В этом зале было так душно, что здесь нельзя было провести и сутки, не рискуя задохнуться. Теперь, благодаря пролому, сюда проникало немного свежего воздуха. Поэтому осажденные и не старались заделать пролом. Да и к чему бы это привело? Пушечные ядра не замедлили бы образовать новый. Поэтому осаждающие могли рассчитывать попасть сюда через пробитый ими в стене пролом. А раз будет взята эта комната, нетрудно будет взять и всю башню.
Осажденные вбили в стену подфакельник, вставили в него факел и осветили таким образом зал.
Возникал вопрос: как здесь защищаться? Положим, можно было бы заделать отверстие, но смысла в этом не было. Лучше было воспользоваться им для того, чтобы обстреливать наступающих. Они и устроили здесь нечто вроде блокгауза, оставив небольшие отверстия для ружей. Угол этой импровизированной баррикады опирался в центральный столб, а обе его стороны – в стену возле пролома. Кроме того, в подходящих местах были размещены фугасы.
Маркиз лично всем распоряжался с неиссякаемой энергией. Он придумывал, приказывал, руководил и сам помогал работать. Лантенак принадлежал к числу тех генералов XVIII столетия, которые в восемьдесят лет сохраняли еще юношескую бодрость и свежесть. Он походил на того графа Альберта, который, будучи почти восьмидесяти лет от роду, прогнал из Риги польского короля.
– Не робейте, друзья! – говорил маркиз. – В начале нашего столетия, в тысяча семьсот тринадцатом году, Карл Двенадцатый, запершись в Бендерах в одном доме, держался с тремястами шведов против двадцати тысяч турок.
На двух этажах были устроены баррикады, двери были подперты крепкими бревнами, забитыми в распор; пришлось только оставить свободным проход по винтовой лестнице, так как загородить ее для осаждающего значило загородить ее в то же время и для осажденных. Защита укреплений всегда имеет какое-нибудь слабое место.
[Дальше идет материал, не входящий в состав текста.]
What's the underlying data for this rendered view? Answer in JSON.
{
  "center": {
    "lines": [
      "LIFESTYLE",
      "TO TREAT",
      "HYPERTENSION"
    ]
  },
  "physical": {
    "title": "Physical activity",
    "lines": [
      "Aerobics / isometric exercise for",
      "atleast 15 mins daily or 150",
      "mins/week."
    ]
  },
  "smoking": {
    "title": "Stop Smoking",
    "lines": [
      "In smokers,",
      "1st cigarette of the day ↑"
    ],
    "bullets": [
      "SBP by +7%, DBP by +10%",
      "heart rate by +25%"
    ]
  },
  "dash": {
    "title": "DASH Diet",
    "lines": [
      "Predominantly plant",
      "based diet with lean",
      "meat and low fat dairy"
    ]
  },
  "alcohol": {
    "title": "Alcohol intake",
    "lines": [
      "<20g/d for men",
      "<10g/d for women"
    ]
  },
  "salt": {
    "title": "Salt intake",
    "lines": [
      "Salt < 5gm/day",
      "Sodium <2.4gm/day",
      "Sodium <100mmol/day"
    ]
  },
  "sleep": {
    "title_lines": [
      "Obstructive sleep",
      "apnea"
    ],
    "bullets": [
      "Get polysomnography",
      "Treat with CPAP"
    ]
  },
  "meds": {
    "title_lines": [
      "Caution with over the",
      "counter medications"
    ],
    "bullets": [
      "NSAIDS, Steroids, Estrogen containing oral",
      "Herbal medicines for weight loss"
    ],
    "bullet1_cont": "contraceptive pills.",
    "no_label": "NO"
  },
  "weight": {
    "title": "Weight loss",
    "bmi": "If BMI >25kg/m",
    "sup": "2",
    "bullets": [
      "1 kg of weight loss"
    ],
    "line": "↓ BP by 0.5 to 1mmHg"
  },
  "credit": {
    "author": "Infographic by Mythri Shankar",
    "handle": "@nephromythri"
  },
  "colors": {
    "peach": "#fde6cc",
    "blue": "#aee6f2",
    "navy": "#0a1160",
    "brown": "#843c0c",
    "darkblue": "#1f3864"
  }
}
Маркиз, неутомимый и деятельный, как молодой человек, показывал всем личный пример, перетаскивал балки, помогал рабочим, приказывал, распоряжался, болтал, шутил со своими подчиненными, оставаясь, однако, все время аристократом, гордым – несмотря на фамильярность, изящным – несмотря на простоту в обращении. Нечего было и думать о том, чтобы возражать ему. Он с самого начала объявил спокойным тоном: «Если б одна половина из вас взбунтовалась, я бы приказал другой расстрелять ее и стал бы защищать башню с оставшейся половиной». Подобные слова заставляют подчиненных боготворить своего начальника.
XIV. Что делает ИманусТем временем, пока маркиз распоряжался в башне и около пролома, Иманус распоряжался на мосту. С самого начала осады спасательная лестница, подвешенная поперек наружной стены, под окнами второго этажа, была убрана по распоряжению маркиза и поставлена Иманусом в библиотечной комнате. Быть может, эту-то лестницу и желал заменить Говэн. Окна нижнего этажа, или гауптвахты, были защищены тройным рядом железных полос, крепко вбитых в каменную стену, и здесь проникнуть в помещение было нельзя. Окна библиотеки не были защищены железными полосами, но зато они находились на значительной высоте.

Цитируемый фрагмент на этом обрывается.